Der höhere Standard zählt
Europa muss künftig nicht weniger, sondern mehr zusammenwachsen.
Das ist die Lehre, welche die Politik derzeit gottlob aus der
Euro-Schuldenkrise zieht. Für andere Bereiche von Wirtschaft und
Gesellschaft gilt Ähnliches: Europa wächst in dem Maße zusammen, wie
es jene unnötigen Unterschiede beseitigt, die Europäer daran hindern,
in einem europäischen Land zu arbeiten. Deutschland ist, wie
inzwischen hinlänglich bekannt, auf die Zuwanderung ausländischer
Fachkräfte angewiesen. Gerade erst hat eine Umfrage unter rund 20 000
Unternehmen ergeben, dass neben Facharbeitern in den technischen
Berufen vor allem im Pflegebereich händeringend Personal gesucht
wird.
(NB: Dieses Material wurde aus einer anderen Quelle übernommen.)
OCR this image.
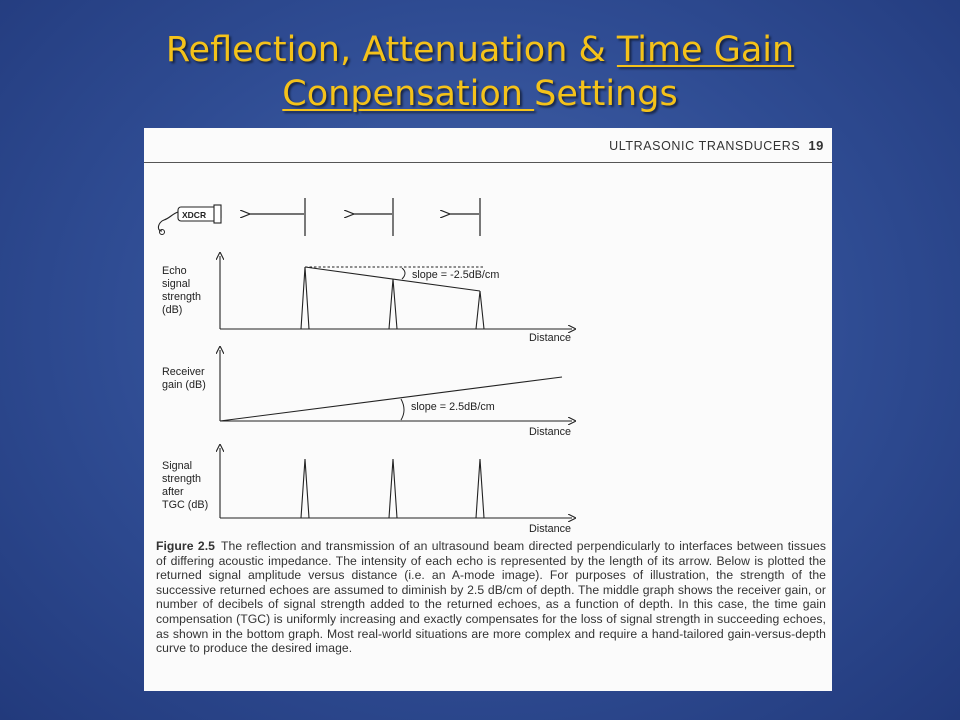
Reflection, Attenuation & Time Gain
Conpensation Settings
ULTRASONIC TRANSDUCERS 19
XDCR
Echo signal strength (dB)
Distance
slope = -2.5dB/cm
Receiver gain (dB)
Distance
slope = 2.5dB/cm
Signal strength after TGC (dB)
Distance
Figure 2.5 The reflection and transmission of an ultrasound beam directed perpendicularly to interfaces between tissues of differing acoustic impedance. The intensity of each echo is represented by the length of its arrow. Below is plotted the returned signal amplitude versus distance (i.e. an A-mode image). For purposes of illustration, the strength of the successive returned echoes are assumed to diminish by 2.5 dB/cm of depth. The middle graph shows the receiver gain, or number of decibels of signal strength added to the returned echoes, as a function of depth. In this case, the time gain compensation (TGC) is uniformly increasing and exactly compensates for the loss of signal strength in succeeding echoes, as shown in the bottom graph. Most real-world situations are more complex and require a hand-tailored gain-versus-depth curve to produce the desired image.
Wenn die EU-Kommission jetzt die Ausbildung von
Krankenschwestern oder Hebammen in den Ländern der Gemeinschaft
vereinheitlichen möchte, kann man dagegen schwerlich ein vernünftiges
Argument aufbieten. In Europa muss nicht jede Straßenlaterne gleich
sein – die Ausbildungsqualifikationen aber sollten es sein.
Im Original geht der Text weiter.